Publié le 22 décembre 2010 par Ctrltab

Natacha (1er épisode de Ça rêve d’Amérique)

Natacha regarde vaguement un vieux film avec Clint Eastwood, là-bas, sur l’écran au loin. Natacha est d’astreinte ce soir à l’hôtel Bergson, hôtel qui ne partage absolument rien avec le philosophe si ce n’est d’être totalement mort à cette heure tardive de la nuit. Natacha cligne de l’oeil, il lui faut rester éveillée pourtant, s’accrocher aux basques de Clint comme d’autres se pendent aux jupes de leur mère, et rêver, peut-être, qu’un père comme lui, héros improbable, vienne un jour la sauver. Elle contemple Clint, ses traits secs, sa vieillesse, sa noblesse rugueuse. Elle se laisse bercer par les sons moelleux de la langue anglaise. Elle rêve pop-tarts qui brûlent la langue parce qu’on les a trop faits griller et oncle(s) d’Amérique. Là-bas, rien n’est morne, il y a encore de l’élan vital, de l’avenir.

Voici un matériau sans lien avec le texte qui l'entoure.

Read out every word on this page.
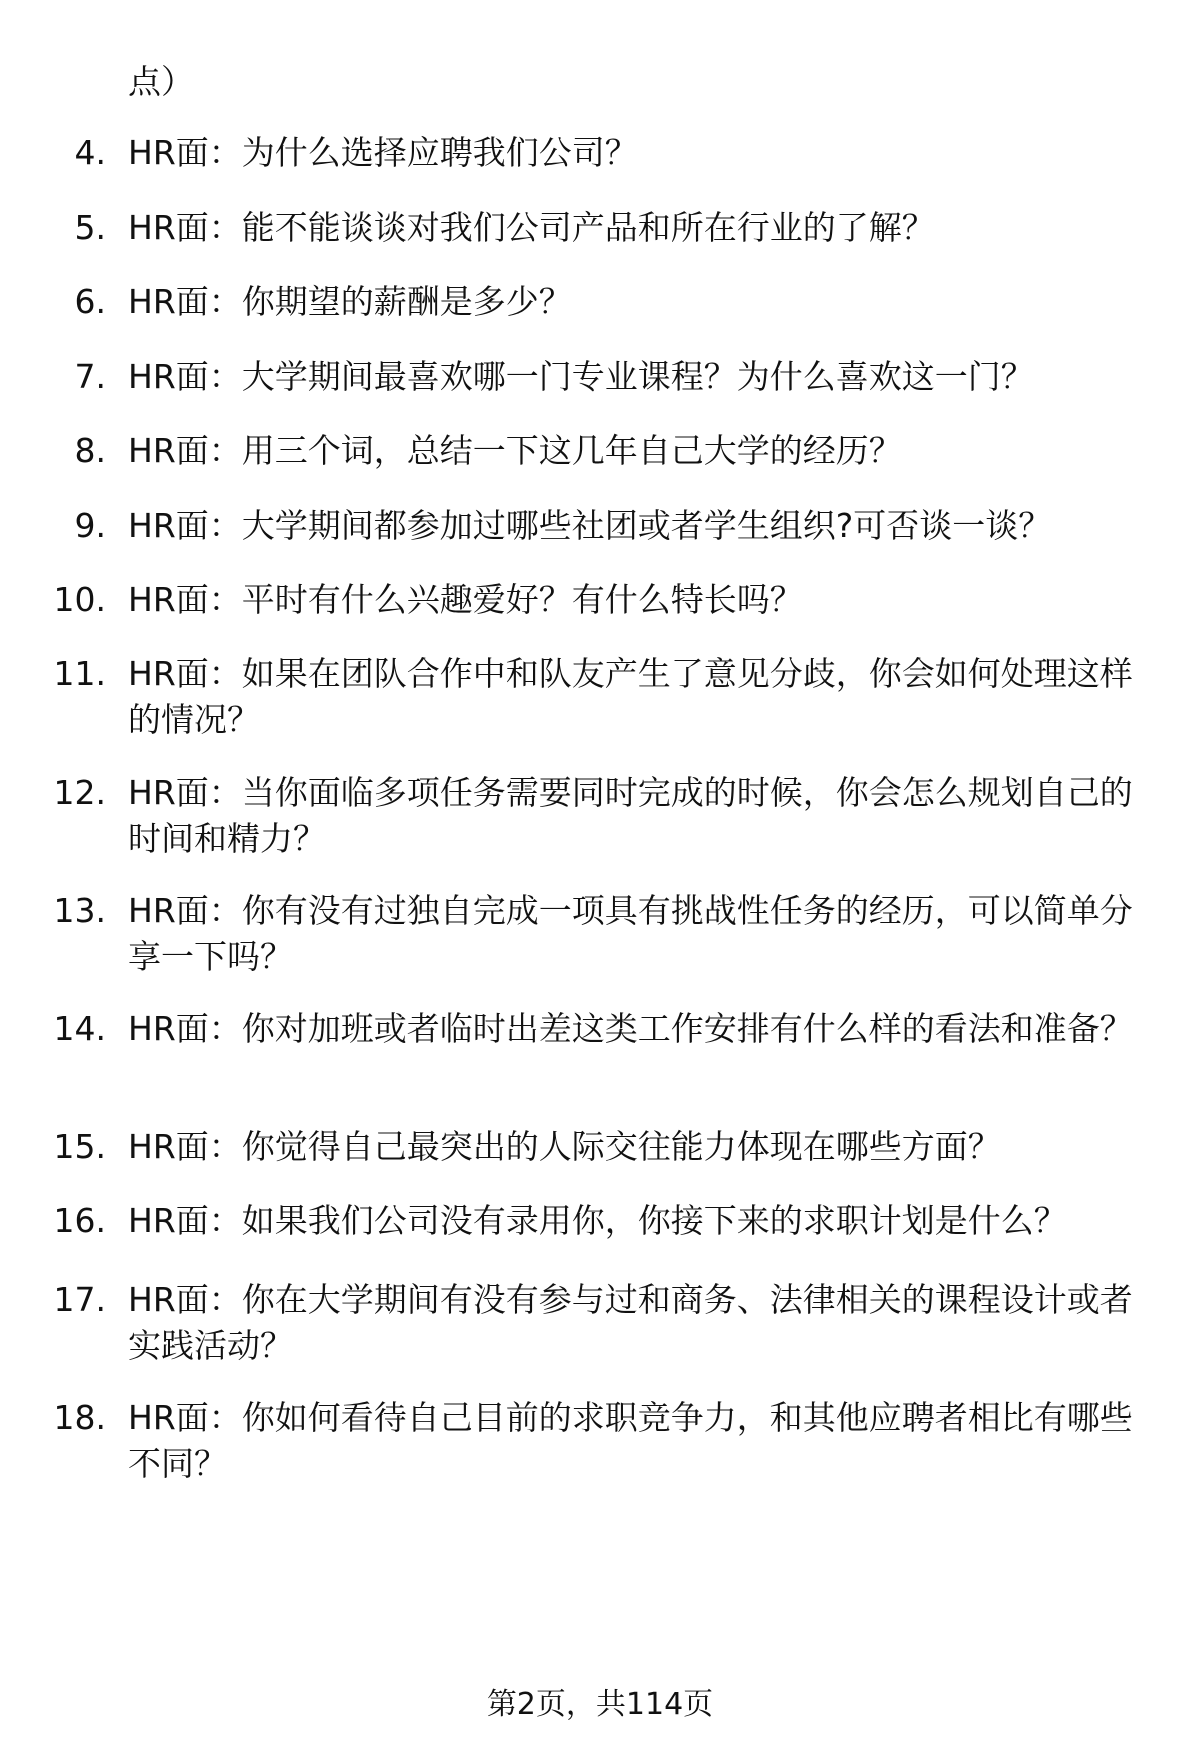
点）
4. HR面：为什么选择应聘我们公司？
5. HR面：能不能谈谈对我们公司产品和所在行业的了解？
6. HR面：你期望的薪酬是多少？
7. HR面：大学期间最喜欢哪一门专业课程？为什么喜欢这一门？
8. HR面：用三个词，总结一下这几年自己大学的经历？
9. HR面：大学期间都参加过哪些社团或者学生组织?可否谈一谈？
10. HR面：平时有什么兴趣爱好？有什么特长吗？
11. HR面：如果在团队合作中和队友产生了意见分歧，你会如何处理这样的情况？
12. HR面：当你面临多项任务需要同时完成的时候，你会怎么规划自己的时间和精力？
13. HR面：你有没有过独自完成一项具有挑战性任务的经历，可以简单分享一下吗？
14. HR面：你对加班或者临时出差这类工作安排有什么样的看法和准备？
15. HR面：你觉得自己最突出的人际交往能力体现在哪些方面？
16. HR面：如果我们公司没有录用你，你接下来的求职计划是什么？
17. HR面：你在大学期间有没有参与过和商务、法律相关的课程设计或者实践活动？
18. HR面：你如何看待自己目前的求职竞争力，和其他应聘者相比有哪些不同？
第2页，共114页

Pourtant Natacha est bien ici, installée, molletonnée depuis un an, dans cet espace clos, dans cet hôtel où rien ne se passe, à l’abri, dans une petite mort où la grande ne reviendra plus. Le jour, elle dort, la nuit, elle se transforme en cerbère. Elle distribue des clefs à des couples louches, pressés de trouver une chambre pour assouvir, enfin, cette fièvre, née entre eux, elle aussi pressée de disparaître sous leurs baisers entremêlés. Parfois, ce sont des commis-voyaguers, harrassés de tant de travail et d’errance, des voisins trop bourrés qui ont oublié leurs clefs ou des hommes d’affaires en transit dans cette ville ou cette vie…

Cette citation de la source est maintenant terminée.